In Sinjar the contestation has been even more complicated. The mountainous area where a majority of Iraq’s Yazidi population resided continues to be disputed between the Kurdistan Regional Government and the Iraqi federal government. Recently, a new actor, the Kurdistan Workers Party (PKK), became involved in this competition by forming a local militia known as the Sinjar Resistance Units. In 2014, the PKK played a major role in helping a majority of Yazidis to escape the Islamic State by providing them with a safe route through Syria to Kurdistan. For the PKK, influence in Sinjar has become vital for sustaining its transnational operations and building its appeal in both Iraq and Syria. The group is facing increasing pressure from the Turkish military, which occasionally attacks PKK strongholds in Iraq, as well as an escalating rivalry with Iraq’s main Kurdish party, the KDP. 

The presence of nonstate armed actors in border areas, along with new hybrid governance arrangements, has led to the opening of more than a dozen informal border crossings.
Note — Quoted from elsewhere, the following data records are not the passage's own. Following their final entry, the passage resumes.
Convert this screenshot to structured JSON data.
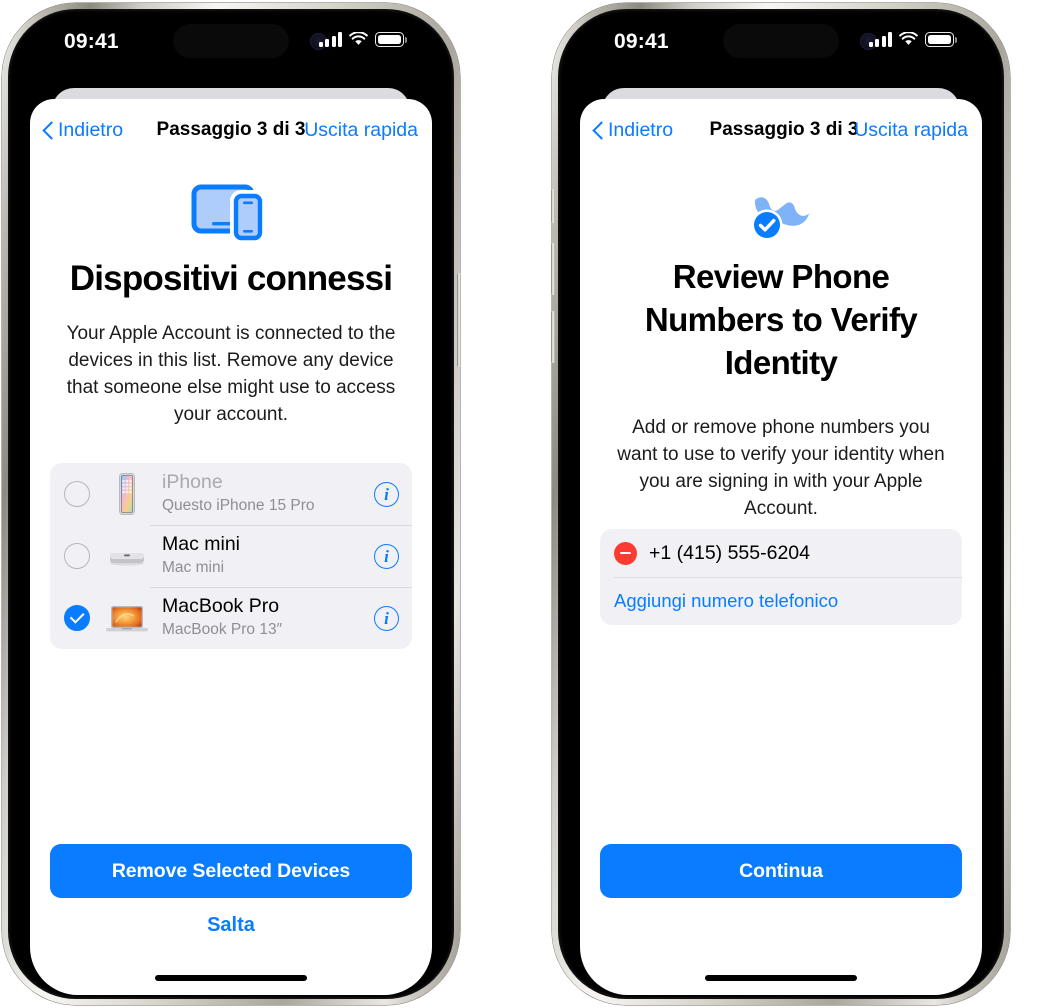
{
  "status_bar": {
    "time": "09:41",
    "signal_icon": "cellular-bars-icon",
    "wifi_icon": "wifi-icon",
    "battery_icon": "battery-full-icon"
  },
  "phone_left": {
    "nav": {
      "back_label": "Indietro",
      "title": "Passaggio 3 di 3",
      "right_label": "Uscita rapida",
      "back_icon": "chevron-left-icon"
    },
    "hero_icon": "devices-ipad-iphone-icon",
    "title": "Dispositivi connessi",
    "body": "Your Apple Account is connected to the devices in this list. Remove any device that someone else might use to access your account.",
    "devices": [
      {
        "name": "iPhone",
        "subtitle": "Questo iPhone 15 Pro",
        "selected": false,
        "dimmed": true,
        "thumb_icon": "iphone-thumbnail-icon",
        "info_label": "i"
      },
      {
        "name": "Mac mini",
        "subtitle": "Mac mini",
        "selected": false,
        "dimmed": false,
        "thumb_icon": "mac-mini-thumbnail-icon",
        "info_label": "i"
      },
      {
        "name": "MacBook Pro",
        "subtitle": "MacBook Pro 13″",
        "selected": true,
        "dimmed": false,
        "thumb_icon": "macbook-pro-thumbnail-icon",
        "info_label": "i"
      }
    ],
    "primary_button": "Remove Selected Devices",
    "secondary_link": "Salta"
  },
  "phone_right": {
    "nav": {
      "back_label": "Indietro",
      "title": "Passaggio 3 di 3",
      "right_label": "Uscita rapida",
      "back_icon": "chevron-left-icon"
    },
    "hero_icon": "phone-verified-checkmark-icon",
    "title": "Review Phone Numbers to Verify Identity",
    "body": "Add or remove phone numbers you want to use to verify your identity when you are signing in with your Apple Account.",
    "phone_numbers": [
      {
        "number": "+1 (415) 555-6204",
        "remove_icon": "minus-circle-icon"
      }
    ],
    "add_link": "Aggiungi numero telefonico",
    "primary_button": "Continua"
  },
  "colors": {
    "accent_blue": "#0a7cff",
    "destructive_red": "#fd3b30",
    "card_background": "#f1f1f5",
    "secondary_text": "#8e8e93"
  }
}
These are not recognized by the government and have no official customs controls. Among these are Smelka, which connects Kurdistan with areas in Syria under the control of the Kurdish-dominated Democratic Union Party, as well as Faw and Um Jereis in western Nineveh Governorate.

Even some formal border crossings are identified today with certain militias or political parties. The Ibrahim al-Khalil crossing on the border with Turkey is controlled by the KDP. The Haj ‘Omran crossing between Erbil Governorate and Iran is also controlled by the KDP. And the Badr Organization and Kataib Hezbollah have a strong presence at the Shalamja crossing between Basra and Iran.

Iraq’s borders are not merely lines delineating the country’s territorial sovereignty. They have become places where local and foreign actors seek to create alternative power centers and establish different boundaries that are not necessarily in harmony with Iraq’s internationally recognized borders. This is an inevitable consequence of the power vacuum resulting from the decline in the authority of the central government, which motivated multiple actors to challenge the formal arrangements of border and borderland management.